Since it was spring, the children in the orphanage were put to work cleaning up the flower beds. Luda seemed to enjoy working. There were few garden tools, so many of the leaves were gathered by hand or swept up with little brooms the children made out of sticks.
After six weeks of visiting the children, we were finally free to leave the orphanage and head to Odessa where we applied for passports. It felt strange realizing that these children were actually ours and we were responsible for them, even though we couldn’t understand them and they couldn’t understand us. We were left on our own with them in the center of the city while our facilitator ran around gathering paperwork. They were wide-eyed with wonder at all the new sights. They chased pigeons and climbed on a statue in a park. I don’t know if that was allowed, but we were thankful that it kept them from running into the streets after the birds.

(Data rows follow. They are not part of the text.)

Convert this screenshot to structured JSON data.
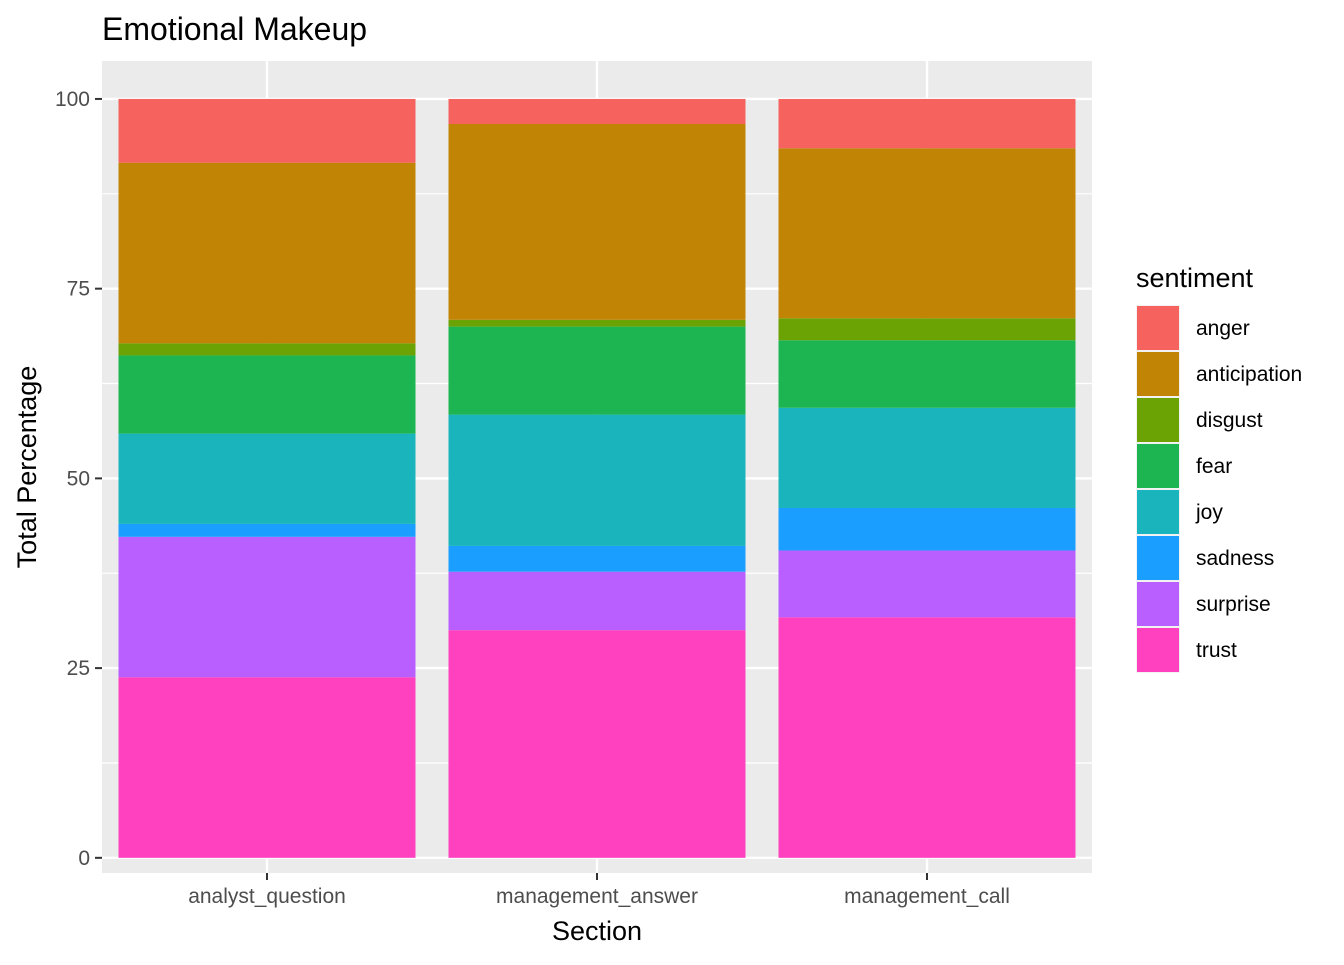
{
  "chart_data": {
    "type": "bar",
    "stacked": true,
    "title": "Emotional Makeup",
    "xlabel": "Section",
    "ylabel": "Total Percentage",
    "ylim": [
      -2,
      105
    ],
    "yticks": [
      0,
      25,
      50,
      75,
      100
    ],
    "categories": [
      "analyst_question",
      "management_answer",
      "management_call"
    ],
    "legend": {
      "title": "sentiment",
      "position": "right"
    },
    "grid": true,
    "series": [
      {
        "name": "trust",
        "color": "#FF40BF",
        "values": [
          23.8,
          30.0,
          31.7
        ]
      },
      {
        "name": "surprise",
        "color": "#B95EFF",
        "values": [
          18.5,
          7.7,
          8.8
        ]
      },
      {
        "name": "sadness",
        "color": "#1A9EFF",
        "values": [
          1.7,
          3.4,
          5.6
        ]
      },
      {
        "name": "joy",
        "color": "#1AB4BC",
        "values": [
          11.9,
          17.3,
          13.2
        ]
      },
      {
        "name": "fear",
        "color": "#1CB552",
        "values": [
          10.3,
          11.6,
          8.9
        ]
      },
      {
        "name": "disgust",
        "color": "#6BA204",
        "values": [
          1.6,
          0.9,
          2.9
        ]
      },
      {
        "name": "anticipation",
        "color": "#C18404",
        "values": [
          23.8,
          25.8,
          22.4
        ]
      },
      {
        "name": "anger",
        "color": "#F6625E",
        "values": [
          8.4,
          3.3,
          6.5
        ]
      }
    ]
  }
}
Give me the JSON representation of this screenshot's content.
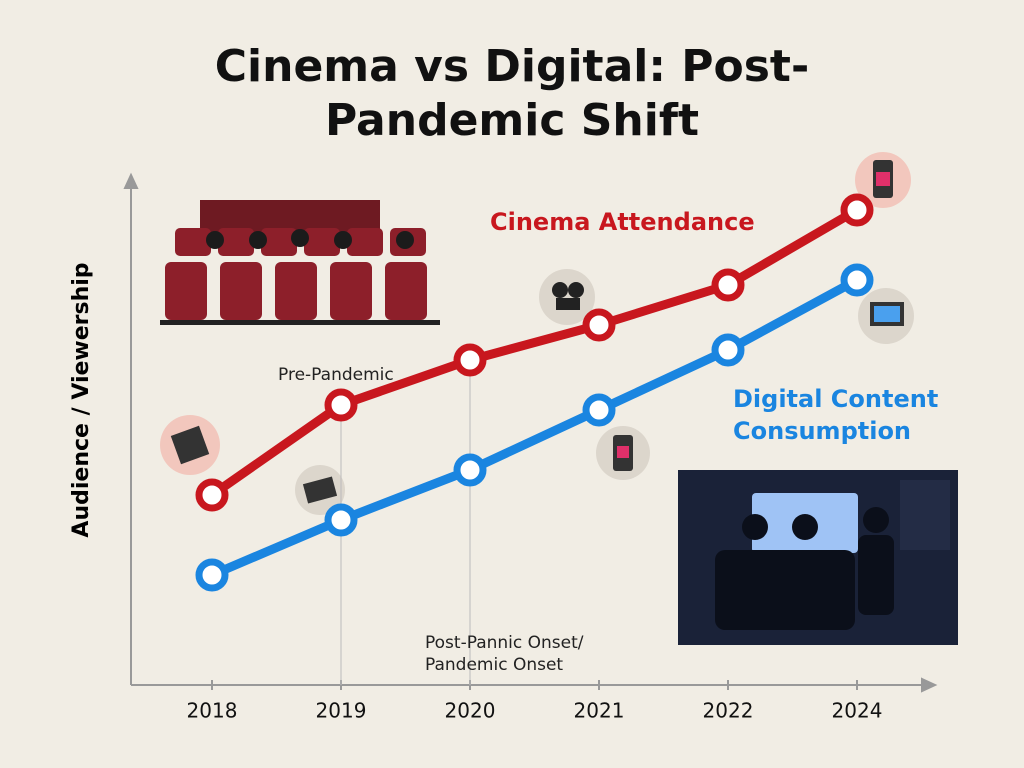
{
  "chart_data": {
    "type": "line",
    "title": "Cinema vs Digital: Post-Pandemic Shift",
    "y_label": "Audience / Viewership",
    "categories": [
      "2018",
      "2019",
      "2020",
      "2021",
      "2022",
      "2024"
    ],
    "series": [
      {
        "name": "Cinema Attendance",
        "color": "#c8171e",
        "values": [
          38,
          56,
          65,
          72,
          80,
          95
        ]
      },
      {
        "name": "Digital Content Consumption",
        "color": "#1a85e0",
        "values": [
          22,
          33,
          43,
          55,
          67,
          81
        ]
      }
    ],
    "ylim": [
      0,
      100
    ],
    "annotations": [
      "Pre-Pandemic",
      "Post-Pannic Onset/ Pandemic Onset"
    ]
  }
}
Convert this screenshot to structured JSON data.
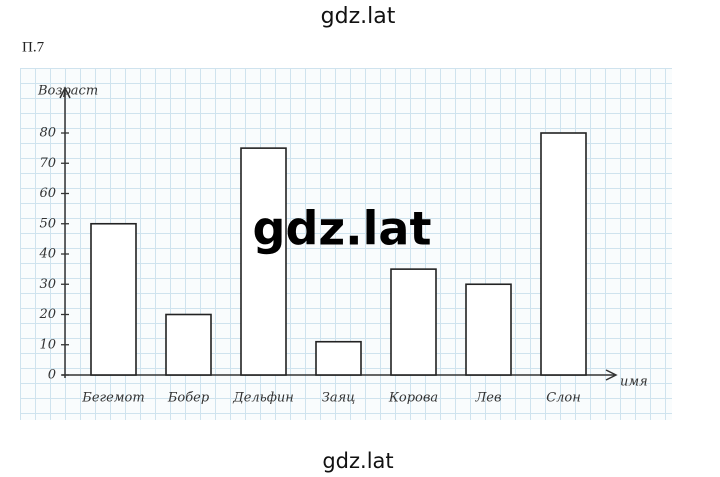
{
  "header": "gdz.lat",
  "problem": "П.7",
  "watermark": "gdz.lat",
  "footer": "gdz.lat",
  "chart_data": {
    "type": "bar",
    "y_label": "Возраст",
    "x_label": "имя",
    "categories": [
      "Бегемот",
      "Бобер",
      "Дельфин",
      "Заяц",
      "Корова",
      "Лев",
      "Слон"
    ],
    "values": [
      50,
      20,
      75,
      11,
      35,
      30,
      80
    ],
    "color": "#ffffff",
    "ylim": [
      0,
      90
    ],
    "yticks": [
      0,
      10,
      20,
      30,
      40,
      50,
      60,
      70,
      80
    ]
  }
}
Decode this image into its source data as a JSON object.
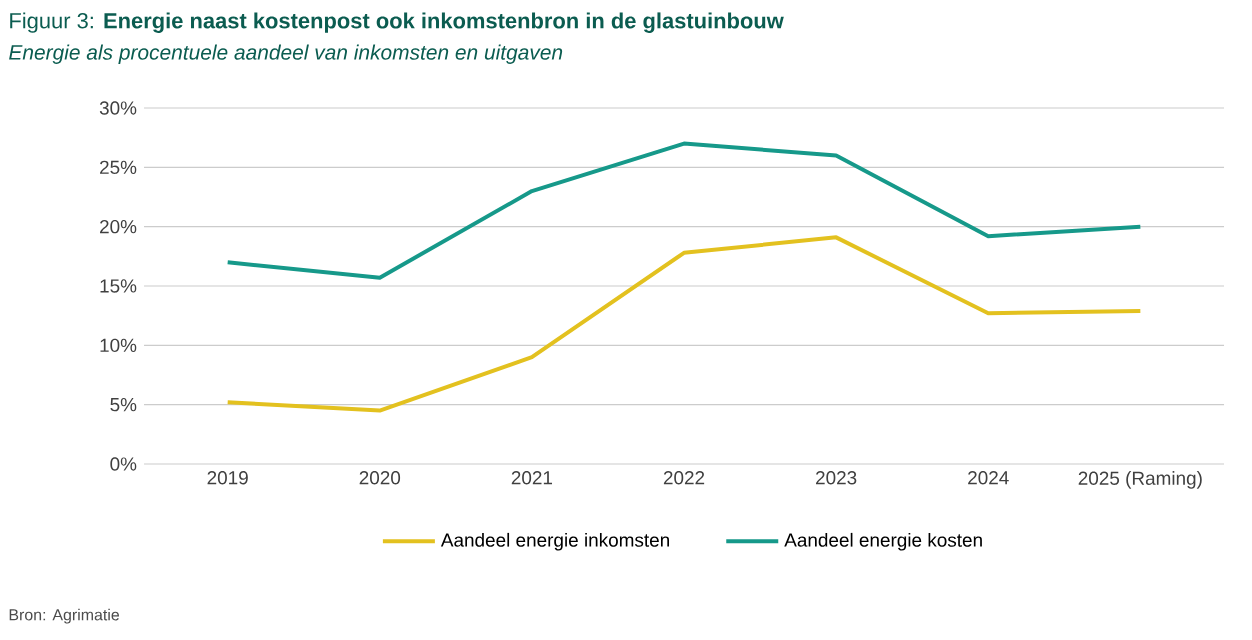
{
  "chart_data": {
    "type": "line",
    "title": "Figuur 3: **Energie naast kostenpost ook inkomstenbron in de glastuinbouw**",
    "subtitle": "Energie als procentuele aandeel van inkomsten en uitgaven",
    "categories": [
      "2019",
      "2020",
      "2021",
      "2022",
      "2023",
      "2024",
      "2025 (Raming)"
    ],
    "series": [
      {
        "name": "Aandeel energie inkomsten",
        "color": "#e3c11f",
        "values": [
          5.2,
          4.5,
          9,
          17.8,
          19.1,
          12.7,
          12.9
        ]
      },
      {
        "name": "Aandeel energie kosten",
        "color": "#16998a",
        "values": [
          17,
          15.7,
          23,
          27,
          26,
          19.2,
          20
        ]
      }
    ],
    "ylim": [
      0,
      30
    ],
    "yticks": [
      {
        "value": 0,
        "label": "0%"
      },
      {
        "value": 5,
        "label": "5%"
      },
      {
        "value": 10,
        "label": "10%"
      },
      {
        "value": 15,
        "label": "15%"
      },
      {
        "value": 20,
        "label": "20%"
      },
      {
        "value": 25,
        "label": "25%"
      },
      {
        "value": 30,
        "label": "30%"
      }
    ],
    "grid": "y",
    "legend": "bottom",
    "marker": "none",
    "line_style": "solid",
    "annotations": [
      "Bron: Agrimatie"
    ]
  }
}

In Odessa, Jim and Dima boarded a bus for the journey to Kiev. The girls and I traveled by car with our facilitator. We arrived in Kiev after 10:00 p..m. and were taken to the apartment where we would stay for the remainder of our time in Ukraine. It was the same apartment we had stayed in at the beginning of our trip. We were thankful that we were somewhat familiar with the area. It made finding food and exchanging money much less stressful. We spent most of our time inside the apartment because they didn’t listen and obey very well when out. It didn’t take long to feel cooped up with four energetic and loud children. Jim tried taking them to the playground one afternoon, but the adventure was cut short because they were constantly arguing with each other. We considered it a major accomplishment to get them all settled into bed each night.
Our final week in Kiev included trips to the medical clinic and the U.S. embassy. Once we received passports and visas, we were free to head home. We were ready. We had been away from home for seven and a half weeks. We missed our children at home and were ready to get back to familiar territory. Our time in Ukraine was over, but the real work had begun.